Maurice Demierre, trente ans après

Nicaragua, le 16 février 1986. Le coopérant bullois Maurice Demierre, 29 ans, est tué par les hommes de la Contra, la contre-révolution soutenue par les Etats-Unis qui s’opposait au gouvernement sandiniste. Le jeune Suisse ainsi que cinq paysannes qu’il raccompagnait chez elles sont abattus dans leur camion, sur la route proche de Somotillo, bourgade de l’ouest nicaraguayen près de la frontière avec le Honduras. Comme lui, une vingtaine de coopérants étrangers, dont le Vaudois Yvan Leyvraz, tomberont sous les balles de la Contra.

Trente ans après sa disparition, qu’est devenu l’héritage de ce jeune technicien agricole gruérien aux valeurs chrétiennes, parti en 1982 pour le Nicaragua sous l’égide de Frères sans frontières (aujourd’hui E-CHANGER)? «Je n’ai jamais cassé le fil avec les gens que nous avons connus là-bas», raconte Chantal Bianchi, compagne de Maurice partie avec lui au Nicaragua.

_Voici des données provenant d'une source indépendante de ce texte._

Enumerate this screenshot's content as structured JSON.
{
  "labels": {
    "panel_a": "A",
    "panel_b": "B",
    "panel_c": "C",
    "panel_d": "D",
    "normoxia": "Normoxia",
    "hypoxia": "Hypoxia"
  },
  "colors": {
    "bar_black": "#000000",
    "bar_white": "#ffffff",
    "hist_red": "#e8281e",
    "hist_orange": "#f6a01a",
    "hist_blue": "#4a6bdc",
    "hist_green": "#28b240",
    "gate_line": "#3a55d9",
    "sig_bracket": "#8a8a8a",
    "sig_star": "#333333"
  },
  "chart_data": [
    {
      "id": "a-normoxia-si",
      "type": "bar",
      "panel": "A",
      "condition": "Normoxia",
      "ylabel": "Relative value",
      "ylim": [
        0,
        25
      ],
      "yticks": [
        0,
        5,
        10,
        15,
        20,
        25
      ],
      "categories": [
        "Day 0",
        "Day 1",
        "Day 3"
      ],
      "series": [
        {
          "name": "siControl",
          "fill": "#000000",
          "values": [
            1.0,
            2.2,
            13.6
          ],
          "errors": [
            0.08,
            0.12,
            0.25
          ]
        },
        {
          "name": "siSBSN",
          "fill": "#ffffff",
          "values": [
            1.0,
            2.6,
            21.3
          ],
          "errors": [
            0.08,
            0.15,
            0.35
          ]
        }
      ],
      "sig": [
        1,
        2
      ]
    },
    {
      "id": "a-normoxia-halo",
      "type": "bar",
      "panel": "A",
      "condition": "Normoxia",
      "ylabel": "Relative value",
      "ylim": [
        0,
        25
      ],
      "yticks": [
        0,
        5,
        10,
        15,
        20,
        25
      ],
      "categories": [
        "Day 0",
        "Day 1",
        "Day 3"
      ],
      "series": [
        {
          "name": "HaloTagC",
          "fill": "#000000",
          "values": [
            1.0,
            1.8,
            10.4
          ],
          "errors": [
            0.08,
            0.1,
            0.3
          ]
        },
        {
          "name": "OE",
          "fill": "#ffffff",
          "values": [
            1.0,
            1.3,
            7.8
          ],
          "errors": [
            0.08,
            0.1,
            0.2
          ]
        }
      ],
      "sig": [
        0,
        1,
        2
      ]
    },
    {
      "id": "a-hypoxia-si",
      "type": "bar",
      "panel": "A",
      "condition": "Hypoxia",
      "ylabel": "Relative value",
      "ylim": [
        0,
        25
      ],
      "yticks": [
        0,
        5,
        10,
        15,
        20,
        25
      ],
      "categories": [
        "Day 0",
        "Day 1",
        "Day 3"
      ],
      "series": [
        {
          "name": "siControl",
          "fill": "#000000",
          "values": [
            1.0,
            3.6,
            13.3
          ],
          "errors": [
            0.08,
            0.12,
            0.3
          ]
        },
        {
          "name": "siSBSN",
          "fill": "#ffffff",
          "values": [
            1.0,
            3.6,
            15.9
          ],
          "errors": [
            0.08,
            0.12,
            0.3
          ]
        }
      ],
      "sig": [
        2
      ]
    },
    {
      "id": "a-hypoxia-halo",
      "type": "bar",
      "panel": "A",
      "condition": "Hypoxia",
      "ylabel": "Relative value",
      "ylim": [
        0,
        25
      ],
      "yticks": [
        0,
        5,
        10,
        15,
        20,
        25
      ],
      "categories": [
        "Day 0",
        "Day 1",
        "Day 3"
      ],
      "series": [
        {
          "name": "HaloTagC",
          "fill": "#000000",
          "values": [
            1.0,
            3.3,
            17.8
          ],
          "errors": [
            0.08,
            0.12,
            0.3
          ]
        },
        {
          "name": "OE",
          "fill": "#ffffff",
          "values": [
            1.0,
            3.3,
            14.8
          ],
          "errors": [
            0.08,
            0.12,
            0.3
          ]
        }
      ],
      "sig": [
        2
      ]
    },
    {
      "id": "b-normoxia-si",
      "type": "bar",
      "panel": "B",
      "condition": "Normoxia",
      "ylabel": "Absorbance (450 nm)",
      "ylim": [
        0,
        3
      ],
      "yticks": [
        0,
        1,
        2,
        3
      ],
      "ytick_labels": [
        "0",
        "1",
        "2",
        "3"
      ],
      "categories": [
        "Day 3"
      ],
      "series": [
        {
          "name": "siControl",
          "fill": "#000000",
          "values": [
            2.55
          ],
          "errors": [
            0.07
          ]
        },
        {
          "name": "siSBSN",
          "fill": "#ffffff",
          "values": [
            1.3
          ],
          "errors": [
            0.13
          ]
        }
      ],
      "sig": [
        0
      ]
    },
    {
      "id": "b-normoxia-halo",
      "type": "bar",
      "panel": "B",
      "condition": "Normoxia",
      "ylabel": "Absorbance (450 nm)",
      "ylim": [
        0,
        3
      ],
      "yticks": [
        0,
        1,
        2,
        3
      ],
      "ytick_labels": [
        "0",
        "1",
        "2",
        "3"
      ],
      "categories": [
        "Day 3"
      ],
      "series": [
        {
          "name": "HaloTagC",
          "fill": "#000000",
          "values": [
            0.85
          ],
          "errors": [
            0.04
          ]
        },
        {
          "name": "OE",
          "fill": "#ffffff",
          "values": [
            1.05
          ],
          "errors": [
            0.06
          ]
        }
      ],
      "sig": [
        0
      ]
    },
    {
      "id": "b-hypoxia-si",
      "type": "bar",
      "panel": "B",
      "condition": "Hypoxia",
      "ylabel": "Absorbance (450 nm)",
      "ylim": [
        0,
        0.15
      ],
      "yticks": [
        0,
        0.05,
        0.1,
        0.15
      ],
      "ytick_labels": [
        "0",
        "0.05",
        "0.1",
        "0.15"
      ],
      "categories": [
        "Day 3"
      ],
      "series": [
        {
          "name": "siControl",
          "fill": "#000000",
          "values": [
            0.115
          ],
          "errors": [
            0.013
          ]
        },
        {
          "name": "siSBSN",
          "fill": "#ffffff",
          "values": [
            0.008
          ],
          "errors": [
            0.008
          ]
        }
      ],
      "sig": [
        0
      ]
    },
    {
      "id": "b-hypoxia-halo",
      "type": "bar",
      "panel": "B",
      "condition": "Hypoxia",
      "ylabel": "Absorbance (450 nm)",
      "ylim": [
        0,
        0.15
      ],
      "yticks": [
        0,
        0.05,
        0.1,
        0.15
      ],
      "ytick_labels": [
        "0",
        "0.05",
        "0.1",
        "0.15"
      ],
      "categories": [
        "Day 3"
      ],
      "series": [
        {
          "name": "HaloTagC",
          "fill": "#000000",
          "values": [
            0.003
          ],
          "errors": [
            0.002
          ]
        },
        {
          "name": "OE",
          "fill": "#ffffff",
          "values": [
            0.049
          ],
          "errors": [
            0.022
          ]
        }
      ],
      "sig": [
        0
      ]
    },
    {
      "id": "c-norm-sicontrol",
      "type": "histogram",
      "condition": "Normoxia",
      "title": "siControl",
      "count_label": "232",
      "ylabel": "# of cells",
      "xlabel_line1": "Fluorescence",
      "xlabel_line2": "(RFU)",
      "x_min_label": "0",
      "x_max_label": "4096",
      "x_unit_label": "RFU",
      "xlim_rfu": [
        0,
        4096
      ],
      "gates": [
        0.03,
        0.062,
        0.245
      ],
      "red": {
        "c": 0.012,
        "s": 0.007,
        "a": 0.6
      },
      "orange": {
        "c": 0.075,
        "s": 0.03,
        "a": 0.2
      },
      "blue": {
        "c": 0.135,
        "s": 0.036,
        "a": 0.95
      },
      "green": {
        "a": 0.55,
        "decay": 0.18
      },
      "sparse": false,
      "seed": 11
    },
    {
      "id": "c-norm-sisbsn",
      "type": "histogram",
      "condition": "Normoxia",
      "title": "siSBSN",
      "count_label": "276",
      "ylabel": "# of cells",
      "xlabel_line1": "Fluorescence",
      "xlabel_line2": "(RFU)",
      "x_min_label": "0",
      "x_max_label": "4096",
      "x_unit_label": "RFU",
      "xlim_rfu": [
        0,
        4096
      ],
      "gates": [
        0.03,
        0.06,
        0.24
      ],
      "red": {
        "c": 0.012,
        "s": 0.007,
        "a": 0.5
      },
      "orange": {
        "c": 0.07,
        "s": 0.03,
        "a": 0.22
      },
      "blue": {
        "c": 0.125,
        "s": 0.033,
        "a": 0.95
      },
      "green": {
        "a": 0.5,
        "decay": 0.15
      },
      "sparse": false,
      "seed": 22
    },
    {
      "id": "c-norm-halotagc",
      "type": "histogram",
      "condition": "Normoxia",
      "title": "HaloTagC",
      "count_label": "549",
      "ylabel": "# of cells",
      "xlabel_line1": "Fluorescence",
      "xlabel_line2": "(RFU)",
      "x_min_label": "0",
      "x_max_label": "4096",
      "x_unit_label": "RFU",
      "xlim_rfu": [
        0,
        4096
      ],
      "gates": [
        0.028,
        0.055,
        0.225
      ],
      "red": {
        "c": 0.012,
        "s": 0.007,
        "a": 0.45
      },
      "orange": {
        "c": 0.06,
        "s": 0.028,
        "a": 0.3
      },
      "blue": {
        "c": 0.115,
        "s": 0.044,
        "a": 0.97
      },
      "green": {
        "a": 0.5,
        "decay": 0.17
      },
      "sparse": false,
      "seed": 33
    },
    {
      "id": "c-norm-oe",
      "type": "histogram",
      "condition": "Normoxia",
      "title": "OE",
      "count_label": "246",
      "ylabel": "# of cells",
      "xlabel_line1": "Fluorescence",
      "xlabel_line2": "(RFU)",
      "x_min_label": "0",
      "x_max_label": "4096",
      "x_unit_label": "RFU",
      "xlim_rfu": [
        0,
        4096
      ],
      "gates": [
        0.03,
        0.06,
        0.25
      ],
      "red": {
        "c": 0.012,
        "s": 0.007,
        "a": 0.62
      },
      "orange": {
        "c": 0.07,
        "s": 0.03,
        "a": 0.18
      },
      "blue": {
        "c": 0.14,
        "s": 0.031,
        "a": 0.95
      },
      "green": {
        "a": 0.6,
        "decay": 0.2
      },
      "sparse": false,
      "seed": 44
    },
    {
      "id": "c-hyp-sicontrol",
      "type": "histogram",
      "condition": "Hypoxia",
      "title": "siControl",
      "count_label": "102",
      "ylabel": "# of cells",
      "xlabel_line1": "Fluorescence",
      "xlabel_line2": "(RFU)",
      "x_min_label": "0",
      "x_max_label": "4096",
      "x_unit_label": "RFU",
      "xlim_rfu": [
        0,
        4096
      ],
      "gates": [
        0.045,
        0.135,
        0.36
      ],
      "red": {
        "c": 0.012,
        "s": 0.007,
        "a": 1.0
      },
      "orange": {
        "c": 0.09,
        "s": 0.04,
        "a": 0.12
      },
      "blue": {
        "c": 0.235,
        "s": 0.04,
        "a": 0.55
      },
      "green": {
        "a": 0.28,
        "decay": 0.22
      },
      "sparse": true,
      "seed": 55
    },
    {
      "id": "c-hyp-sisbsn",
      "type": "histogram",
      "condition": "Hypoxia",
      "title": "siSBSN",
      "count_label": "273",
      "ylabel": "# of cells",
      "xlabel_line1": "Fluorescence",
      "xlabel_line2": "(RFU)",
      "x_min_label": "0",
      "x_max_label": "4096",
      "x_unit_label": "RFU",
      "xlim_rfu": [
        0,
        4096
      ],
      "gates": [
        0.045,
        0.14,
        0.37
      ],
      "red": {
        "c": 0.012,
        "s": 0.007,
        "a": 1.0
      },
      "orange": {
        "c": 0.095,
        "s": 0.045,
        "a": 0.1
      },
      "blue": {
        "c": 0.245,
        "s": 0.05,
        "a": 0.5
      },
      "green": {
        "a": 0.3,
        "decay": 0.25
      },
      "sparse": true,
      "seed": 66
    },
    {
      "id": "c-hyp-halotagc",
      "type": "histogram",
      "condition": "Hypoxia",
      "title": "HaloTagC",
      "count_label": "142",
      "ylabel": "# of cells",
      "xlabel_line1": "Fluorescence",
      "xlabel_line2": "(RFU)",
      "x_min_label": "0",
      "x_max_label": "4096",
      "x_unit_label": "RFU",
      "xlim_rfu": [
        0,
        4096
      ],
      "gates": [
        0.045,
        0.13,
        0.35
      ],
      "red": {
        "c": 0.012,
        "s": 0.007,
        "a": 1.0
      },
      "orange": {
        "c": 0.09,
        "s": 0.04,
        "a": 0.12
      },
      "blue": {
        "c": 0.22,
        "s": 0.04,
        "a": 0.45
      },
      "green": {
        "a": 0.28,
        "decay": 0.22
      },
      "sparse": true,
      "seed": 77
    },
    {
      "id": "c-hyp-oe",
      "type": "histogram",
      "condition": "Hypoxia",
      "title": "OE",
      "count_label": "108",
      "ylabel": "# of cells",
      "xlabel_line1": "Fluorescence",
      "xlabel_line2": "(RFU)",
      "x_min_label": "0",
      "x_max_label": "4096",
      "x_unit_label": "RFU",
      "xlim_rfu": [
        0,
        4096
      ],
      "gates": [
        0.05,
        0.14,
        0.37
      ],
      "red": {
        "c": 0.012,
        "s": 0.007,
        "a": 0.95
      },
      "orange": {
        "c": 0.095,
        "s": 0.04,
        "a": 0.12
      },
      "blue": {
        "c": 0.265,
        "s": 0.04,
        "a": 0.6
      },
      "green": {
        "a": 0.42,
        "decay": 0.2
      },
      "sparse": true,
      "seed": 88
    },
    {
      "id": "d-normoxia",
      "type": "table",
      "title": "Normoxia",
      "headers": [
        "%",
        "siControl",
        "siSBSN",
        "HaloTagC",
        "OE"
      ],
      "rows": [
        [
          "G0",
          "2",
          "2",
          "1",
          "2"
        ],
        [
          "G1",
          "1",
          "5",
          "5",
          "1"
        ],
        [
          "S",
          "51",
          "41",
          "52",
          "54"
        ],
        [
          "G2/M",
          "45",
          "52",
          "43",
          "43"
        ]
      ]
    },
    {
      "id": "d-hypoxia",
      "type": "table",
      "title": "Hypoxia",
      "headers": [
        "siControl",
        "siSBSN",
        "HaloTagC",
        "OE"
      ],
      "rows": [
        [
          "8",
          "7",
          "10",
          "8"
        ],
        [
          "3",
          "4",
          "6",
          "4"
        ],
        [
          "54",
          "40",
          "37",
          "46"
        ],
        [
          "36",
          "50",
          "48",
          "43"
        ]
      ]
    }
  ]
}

Avec une vingtaine de proches, elle a fondé en 1999 l’Assocation Maurice Demierre… et la vie continue (AMD).

Multiples projets de soutien

Non seulement le fil ne s’est pas cassé, mais l’esprit de solidarité en direction de ce pays restant parmi les plus pauvres d’Amérique centrale s’est maintenu. «Nous travaillons avec des personnes avec qui Maurice et moi collaborions déjà dans les années 1980. Nous soutenons par exemple la création d’une fanfare à Somotillo. L’initiatrice sur place est une des premières personnes que nous avons aidée en arrivant au Nicaragua», explique Chantal Bianchi.

Institutrice à Lausanne lorsqu’elle décide de partir pour le Nicaragua avec Maurice, Chantal Bianchi vit aujourd’hui près d’Yverdon-les-Bains. Ayant suivi une voie artistique, elle a fondé la compagnie théâtrale les arTpenteurs avec son compagnon Thierry Crozat – avec lequel elle aura deux enfants – à la fin des années 1990. En parallèle, les allers-retours avec le Nicaragua n’ont pas faibli. Les projets de soutien se sont multipliés.

Rénovation d’une école, soutien à la recherche et à la production des plantes médicinales, soutien de la coopérative La Garnacha-Esteli pour la création d’une fromagerie en 2009. Choqués devant le démantèlement des acquis sociaux de la révolution sandiniste dans les années 1990, Chantal Bianchi et son réseau de proches mettent sur pied un système de bourses d’études en faveur de fils et filles d’amis paysans. De 1995 à 2013, 42 jeunes nicaraguayens bénéficieront ainsi de ces parrainages.

«Il est difficile de pérenniser ce genre de projet sans être sur place», explique Chantal Bianchi. L’AMD travaille avec deux coordinatrices au Nicaragua. Forte de 120 membres, la structure bénévole tourne avec environ 20 000 francs par année. Les fonds proviennent surtout des cotisations, de divers dons ainsi que du soutien de certaines paroisses. L’AMD est partenaire de la fédération d’organisations non gouvernementales Fribourg-Solidaire depuis trois ans.

«Comme un héros pour nous»

L’essentiel aujourd’hui, pour Chantal Bianchi, c’est de transmettre cet héritage aux jeunes générations. Car si le souvenir de Maurice Demierre reste bien présent chez les Gruériens et Fribourgeois d’une certaine génération – notamment le milieu chrétien et paysan où il était actif – il tend à s’estomper dans les brumes de l’histoire. Pourtant, au sein du réseau et des familles, les jeunes sont bien là.

«Maurice, c’était notre oncle», répondent à l’unisson Eloïse Demierre et Lucia Sulliger. Toutes deux engagées comme membres du comité, elles sont nées en 1989. «Nous ne l’avons pas connu, mais en avons toujours entendu parler. Il était comme un héros pour nous», poursuit Lucia. «Maurice a toujours fait partie de notre identité», ajoute Eloïse, dont la mère, la conseillère d’Etat Anne-Claude Demierre, n’est autre que la belle-sœur de Maurice.

Aujourd’hui, une dizaine de jeunes sont actifs au sein de l’AMD. Ils ont tenu un stand au Paléo festival en 2013 et en 2014. Pour Eloïse, le déclic de son engagement s’est produit lors d’un voyage organisé au Nicaragua en 2011. «Voir les lieux où Maurice a vécu, sa tombe, les photos de lui dans chaque maison et l’émotion des habitants, tout cela m’a marquée.»